HotelEuphoria · 22/01/2018 12:18

Allof the above un-reminded?

When they start getting interested in boys/girls I am sorry to say.

After that you cant get them out of the shower and away from the Linx/Impulse.

LittleMe03 · 22/01/2018 13:32

Thanks for replies. 12YO needs reminding to do most of these things on a daily basis and it can get quite frustrating.

At 12 I am certain I was running my own baths, brushing teeth twice a day, washing in the morning and changing underwear etc.

What I didn't do at that age was keep my room tidy. Clothes would come off and onto the floor and I don't think I made my bed until I was about 15 and my DM nagged at me every day Grin

OP posts:
ThreeDaysAWeek · 22/01/2018 17:35

My 2 year old washes her own face if you give her the wipe, and has done for the last few months or so.

She can brush her teeth but needs help with the back ones.

Chrisinthemorning · 22/01/2018 17:38

Teeth- brush yourself until your child has the dexterity to tie shoelaces properly. Supervise/ nag for brushing- as long as you can possibly get away with it.
The rest- no idea, DS is only 5 and still has his baths with me Grin

megletthesecond · 22/01/2018 17:39

11yr old DS would be fine. I give his teeth a brush once or twice a week just to check but otherwise he's happy to keep clean. He even remembers to floss Grin. He's into lynx these days too.

9yr old DD is another story. She still won't brush her teeth, I have to do it and it ends in meltdowns. Isn't that great at washing her face either.

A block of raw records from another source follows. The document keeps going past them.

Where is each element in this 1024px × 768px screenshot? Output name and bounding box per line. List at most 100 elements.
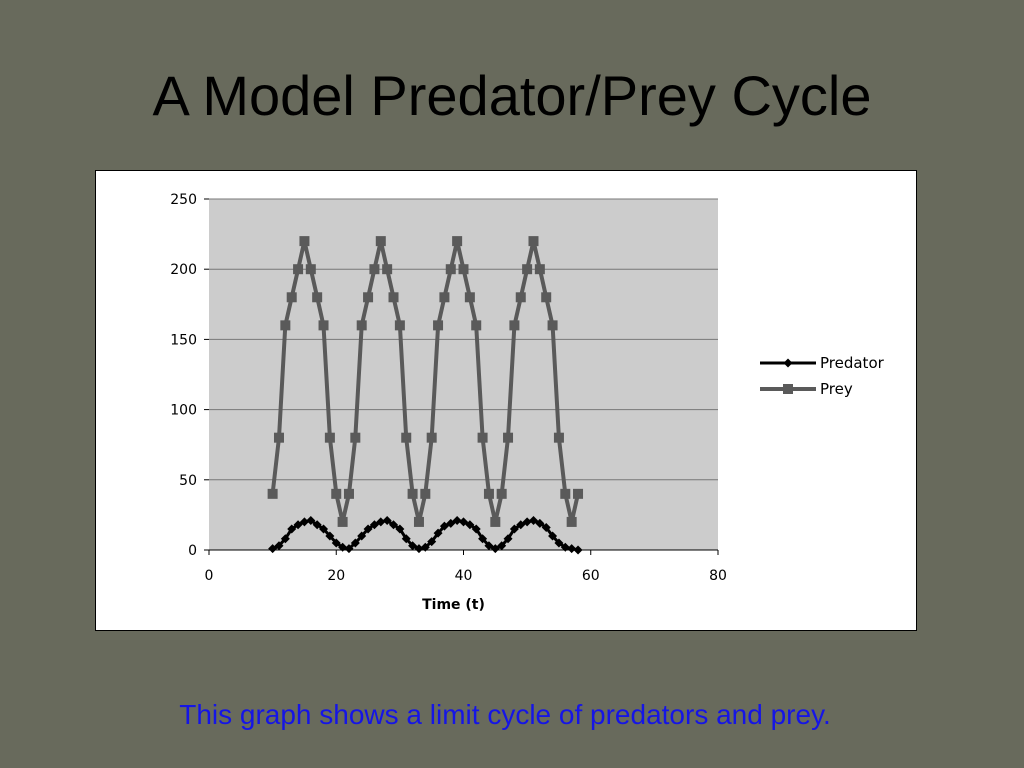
prey-point [553,432,564,443]
prey-point [560,488,571,499]
prey-point [331,488,342,499]
predator-point [528,516,538,526]
x-tick-label: 60 [582,568,600,584]
predator-point [325,531,335,541]
prey-point [445,264,456,275]
axes: 0 50 100 150 200 250 0 20 40 60 80 [170,192,727,584]
predator-point [268,544,278,554]
prey-point [401,432,412,443]
prey-point [471,320,482,331]
legend-marker-prey [783,384,793,394]
prey-point [356,320,367,331]
predator-point [357,531,367,541]
predator-point [516,520,526,530]
predator-point [299,517,309,527]
prey-point [433,320,444,331]
predator-point [287,524,297,534]
prey-point [439,292,450,303]
prey-point [363,292,374,303]
prey-point [280,320,291,331]
prey-point [490,516,501,527]
legend-item-predator: Predator [760,354,885,372]
legend-label-predator: Predator [820,354,885,372]
predator-point [382,516,392,526]
prey-point [312,292,323,303]
prey-point [273,432,284,443]
predator-point [509,524,519,534]
prey-point [566,516,577,527]
predator-point [554,538,564,548]
predator-point [274,541,284,551]
predator-point [490,544,500,554]
prey-point [407,488,418,499]
prey-point [573,488,584,499]
y-tick-label: 150 [170,332,197,348]
series-group [267,236,584,555]
prey-point [369,264,380,275]
prey-point [413,516,424,527]
predator-point [350,538,360,548]
predator-point [503,534,513,544]
prey-point [458,264,469,275]
prey-point [375,236,386,247]
x-tick-label: 20 [327,568,345,584]
prey-point [267,488,278,499]
prey-point [477,432,488,443]
prey-point [503,432,514,443]
predator-point [401,534,411,544]
prey-point [515,292,526,303]
predator-point [363,524,373,534]
series-predator [268,516,583,555]
predator-prey-line-chart: 0 50 100 150 200 250 0 20 40 60 80 Predator Prey Ti… [170,192,885,613]
predator-point [548,531,558,541]
predator-point [408,541,418,551]
predator-point [541,523,551,533]
predator-point [535,518,545,528]
prey-point [496,488,507,499]
y-tick-label: 0 [188,543,197,559]
prey-point [343,488,354,499]
prey-point [483,488,494,499]
legend-item-prey: Prey [760,380,853,398]
slide-title: A Model Predator/Prey Cycle [152,64,872,127]
predator-point [478,534,488,544]
prey-point [534,264,545,275]
predator-point [280,534,290,544]
predator-point [497,541,507,551]
legend-label-prey: Prey [820,380,853,398]
predator-point [338,542,348,552]
prey-point [420,488,431,499]
series-prey [267,236,584,527]
caption-text: This graph shows a limit cycle of predat… [179,699,831,730]
predator-point [395,524,405,534]
predator-point [560,542,570,552]
predator-point [567,544,577,554]
y-tick-label: 200 [170,262,197,278]
x-tick-label: 80 [709,568,727,584]
predator-point [331,538,341,548]
prey-point [286,292,297,303]
prey-point [388,292,399,303]
prey-point [426,432,437,443]
legend: Predator Prey [760,354,885,398]
predator-point [293,520,303,530]
prey-point [541,292,552,303]
x-axis-title: Time (t) [422,597,485,613]
predator-point [522,517,532,527]
prey-point [324,432,335,443]
prey-point [337,516,348,527]
x-tick-label: 0 [205,568,214,584]
predator-point [452,516,462,526]
predator-point [306,516,316,526]
prey-point [522,264,533,275]
y-tick-label: 100 [170,403,197,419]
predator-point [414,544,424,554]
predator-point [439,521,449,531]
predator-point [420,542,430,552]
y-tick-label: 250 [170,192,197,208]
x-tick-label: 40 [455,568,473,584]
predator-point [465,520,475,530]
predator-point [389,520,399,530]
predator-point [344,544,354,554]
predator-point [446,518,456,528]
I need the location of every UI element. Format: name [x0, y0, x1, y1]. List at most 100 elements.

prettymess · 22/01/2018 17:42

DD was showering, brushing her teeth etc all independently and without needing prompting from 6-7 years old.

DS who is 11 and has ASD... he can do this stuff but he needs reminding, the tap turning on for him when showering, the bath run for him and until not that long ago (18 months ago) we had to brush his teeth for him. And everything has to be very particular. He won’t think to brush his hair. But he has started using deodorant recently.

It’s all individual!

NorthernSpirit · 23/01/2018 08:08

My 12 year old DSD would stay in her PJ’s all day unless reminded. Same with washing, brushing teeth and hair. I’ve stated to get a bit supper nanny as at 12 I think she should start taking some responsibility without being nagged.

idontlikealdi · 23/01/2018 10:40

I still brush dts teeth once a day and let them do it once as I don't think they can do it properly.

They can shower themselves but not rinse hair properly.

They change knickers every morning and every night by themselves. I have no idea why but they insist on wearing knickers to bed. That's 28 pairs of knickers I have to wash each week just for them.

They'll wipe their faces after breakfast with a flannel but need to be reminded.